- Smoltalk dataset has been unveiled, which contributed to the exceptional performance of its latest language model “SmolLM2“.
- This is a mix of synthetic and publicly available dataset designed for supervised finetuning (SFT) of LLMs.
- It contains 1 Million samples.
Key Features of the Dataset
The dataset used to train Smollm2 is a critical component of its success. Here are the main features:
- Diversity: The dataset includes a wide range of text types, ensuring that the model can understand and generate diverse content.
- Size: A substantial volume of data was utilized, allowing the model to learn from a rich variety of linguistic patterns and contexts.
- Quality: The data was carefully curated to maintain high quality, which is essential for training effective machine learning models.
Dataset Composition
- New Datasets
- Smol-Magpie-Ultra (400k samples): Core component, focuses on diverse tasks (instruction following, editing, rewriting, summarization).
- Smol-contraints (36k samples): Trains model to follow specific formatting instructions.
- Smol-rewrite (50k samples): Focuses on text rewriting tasks (tone adjustment).
- Smol-summarize (100k samples): Specialized in email and news summarization.
- Existing Public Datasets (for specific capabilities)

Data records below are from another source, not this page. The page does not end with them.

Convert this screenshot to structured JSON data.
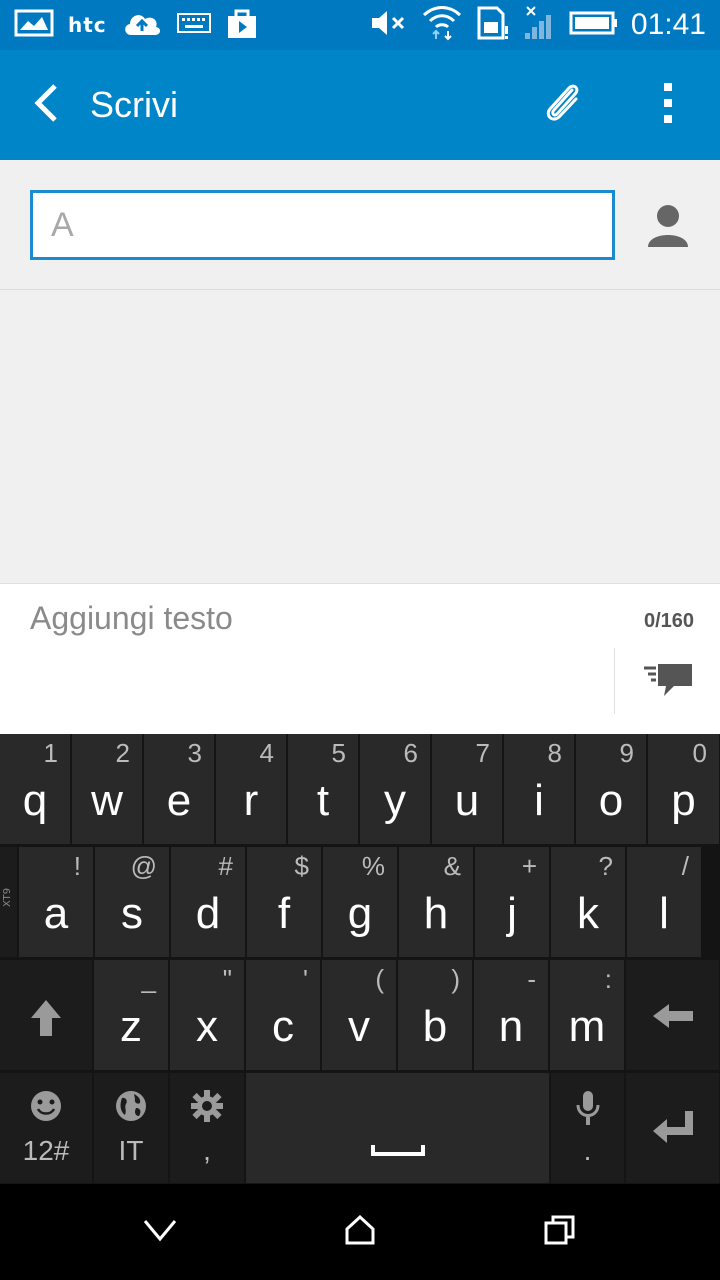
{
  "status_bar": {
    "carrier_text": "htc",
    "time": "01:41"
  },
  "app_bar": {
    "title": "Scrivi"
  },
  "recipient": {
    "placeholder": "A"
  },
  "compose": {
    "placeholder": "Aggiungi testo",
    "char_count": "0/160"
  },
  "keyboard": {
    "row1": [
      {
        "key": "q",
        "hint": "1"
      },
      {
        "key": "w",
        "hint": "2"
      },
      {
        "key": "e",
        "hint": "3"
      },
      {
        "key": "r",
        "hint": "4"
      },
      {
        "key": "t",
        "hint": "5"
      },
      {
        "key": "y",
        "hint": "6"
      },
      {
        "key": "u",
        "hint": "7"
      },
      {
        "key": "i",
        "hint": "8"
      },
      {
        "key": "o",
        "hint": "9"
      },
      {
        "key": "p",
        "hint": "0"
      }
    ],
    "row2": [
      {
        "key": "a",
        "hint": "!"
      },
      {
        "key": "s",
        "hint": "@"
      },
      {
        "key": "d",
        "hint": "#"
      },
      {
        "key": "f",
        "hint": "$"
      },
      {
        "key": "g",
        "hint": "%"
      },
      {
        "key": "h",
        "hint": "&"
      },
      {
        "key": "j",
        "hint": "+"
      },
      {
        "key": "k",
        "hint": "?"
      },
      {
        "key": "l",
        "hint": "/"
      }
    ],
    "row3": [
      {
        "key": "z",
        "hint": "_"
      },
      {
        "key": "x",
        "hint": "\""
      },
      {
        "key": "c",
        "hint": "'"
      },
      {
        "key": "v",
        "hint": "("
      },
      {
        "key": "b",
        "hint": ")"
      },
      {
        "key": "n",
        "hint": "-"
      },
      {
        "key": "m",
        "hint": ":"
      }
    ],
    "xt9_label": "XT9",
    "symbols_label": "12#",
    "language_label": "IT",
    "settings_sub": ",",
    "mic_sub": "."
  },
  "colors": {
    "status_bar": "#0079c1",
    "app_bar": "#0085c8",
    "field_border": "#1a8ad1",
    "keyboard_bg": "#141414",
    "key_bg": "#292929"
  }
}
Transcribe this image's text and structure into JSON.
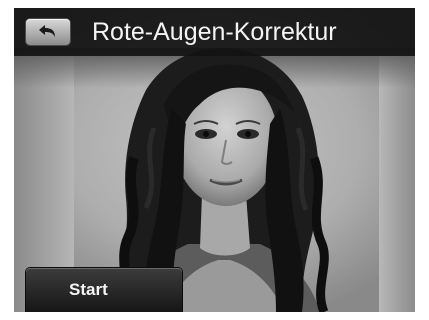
{
  "header": {
    "title": "Rote-Augen-Korrektur",
    "back_icon": "back-arrow-icon"
  },
  "controls": {
    "start_label": "Start"
  },
  "preview": {
    "image": "grayscale portrait photo of a woman with long dark wavy hair",
    "style": "grayscale"
  },
  "colors": {
    "title_bar": "#121212",
    "text": "#f4f4f4",
    "button_dark": "#1a1a1a",
    "button_light": "#c8c8c8"
  }
}
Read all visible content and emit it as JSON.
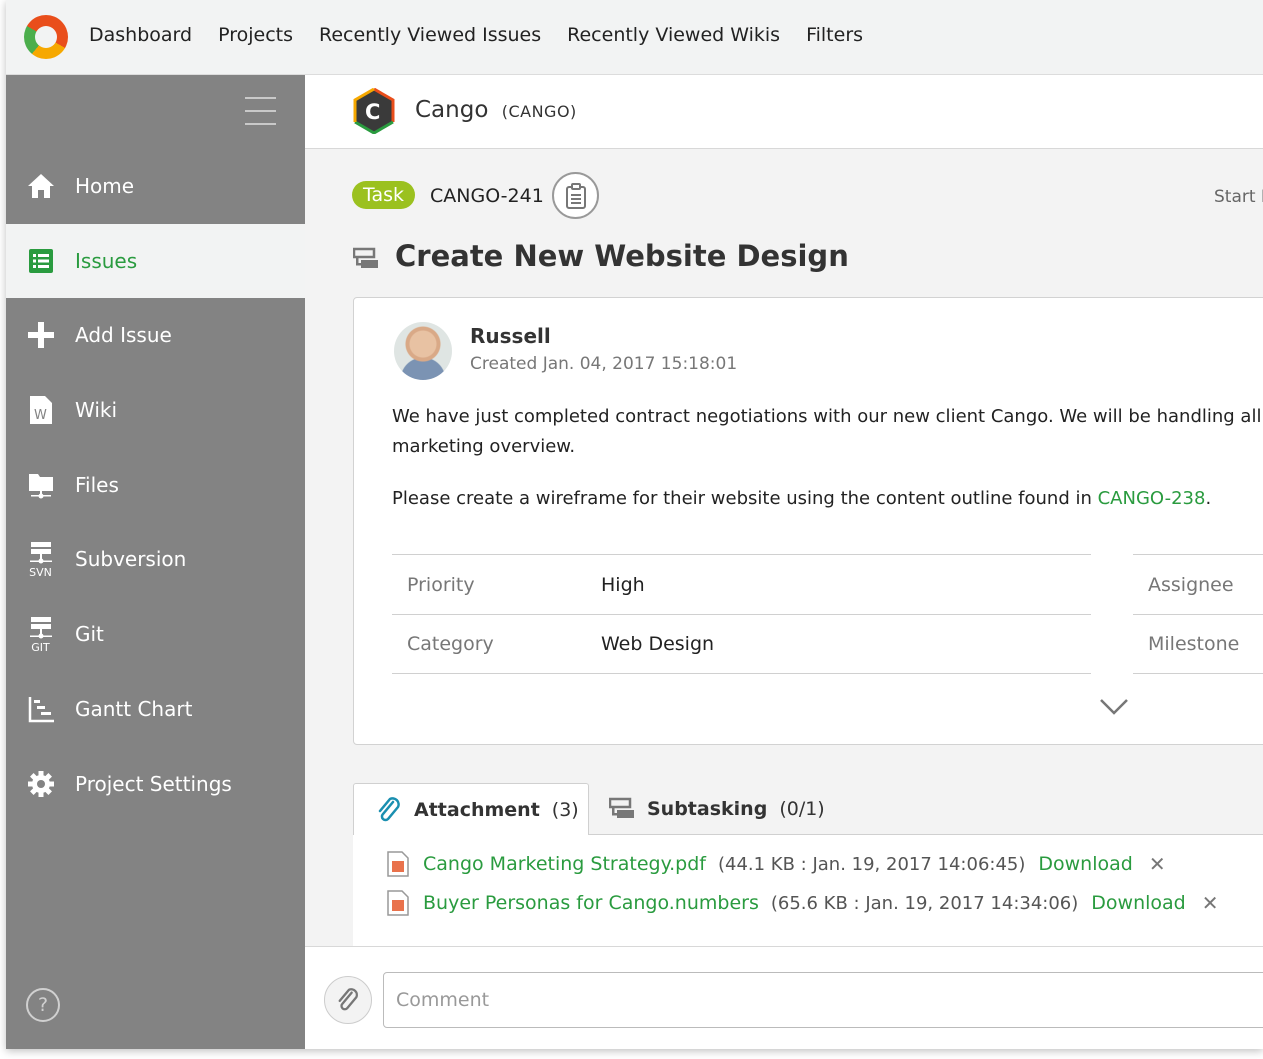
{
  "topnav": {
    "links": [
      "Dashboard",
      "Projects",
      "Recently Viewed Issues",
      "Recently Viewed Wikis",
      "Filters"
    ]
  },
  "sidebar": {
    "items": [
      {
        "label": "Home",
        "icon": "home-icon"
      },
      {
        "label": "Issues",
        "icon": "issues-list-icon",
        "active": true
      },
      {
        "label": "Add Issue",
        "icon": "plus-icon"
      },
      {
        "label": "Wiki",
        "icon": "wiki-document-icon"
      },
      {
        "label": "Files",
        "icon": "folder-icon"
      },
      {
        "label": "Subversion",
        "icon": "svn-icon",
        "sub": "SVN"
      },
      {
        "label": "Git",
        "icon": "git-icon",
        "sub": "GIT"
      },
      {
        "label": "Gantt Chart",
        "icon": "gantt-chart-icon"
      },
      {
        "label": "Project Settings",
        "icon": "gear-icon"
      }
    ],
    "help": "?"
  },
  "project": {
    "name": "Cango",
    "key": "(CANGO)",
    "logo_letter": "C"
  },
  "issue": {
    "type": "Task",
    "key": "CANGO-241",
    "start_label": "Start I",
    "title": "Create New Website Design",
    "author": "Russell",
    "created_label": "Created",
    "created_date": "Jan. 04, 2017 15:18:01",
    "description_1": "We have just completed contract negotiations with our new client Cango. We will be handling all marketing overview.",
    "description_2_prefix": "Please create a wireframe for their website using the content outline found in ",
    "description_2_link": "CANGO-238",
    "description_2_suffix": ".",
    "fields": [
      {
        "label": "Priority",
        "value": "High"
      },
      {
        "label": "Category",
        "value": "Web Design"
      }
    ],
    "fields_right": [
      {
        "label": "Assignee"
      },
      {
        "label": "Milestone"
      }
    ]
  },
  "tabs": {
    "attachment": {
      "label": "Attachment",
      "count": "(3)"
    },
    "subtasking": {
      "label": "Subtasking",
      "count": "(0/1)"
    }
  },
  "attachments": [
    {
      "name": "Cango Marketing Strategy.pdf",
      "meta": "(44.1 KB : Jan. 19, 2017 14:06:45)",
      "download": "Download"
    },
    {
      "name": "Buyer Personas for Cango.numbers",
      "meta": "(65.6 KB : Jan. 19, 2017 14:34:06)",
      "download": "Download"
    }
  ],
  "comment": {
    "placeholder": "Comment"
  },
  "colors": {
    "accent_green": "#2a9b3f",
    "task_badge": "#9bc11f",
    "sidebar_bg": "#838383"
  }
}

- OpenHermes2.5 (100k samples): Improves benchmarks like MMLU, WinoGrande, BBH.
- MetaMathQA (50k samples): Enhances math and reasoning skills.
- NuminaMath-CoT (subset): Improves performance on math problems.
- Self-Oss-Starcoder2-Instruct (subset): Improves coding abilities.
- SystemChats2.0 (30k samples): Enhances model’s support for system prompts.
- LongAlign (English, <16k tokens): Improves long-context understanding.
- Everyday-conversations (subset): Multi-turn conversations for general understanding.
- APIGen-Function-Calling (80k samples): Improves function calling skills.
- Explore-Instruct-Rewriting (30k samples): Additional rewriting data.
You can load a dataset using
from datasets import load_dataset
ds = load_dataset("HuggingFaceTB/smoltalk", "all", split="train")
# to load the train split of a specific subset such as smol-magpie-ultra, you can do
ds = load_dataset("HuggingFaceTB/smoltalk", "smol-magpie-ultra", split="train")
Impact on AI Development
The release of this dataset recipe not only highlights the importance of quality data in training AI models but also sets a precedent for future research.
By sharing insights into their methodology, Smoltalk encourages collaboration and innovation within the AI community.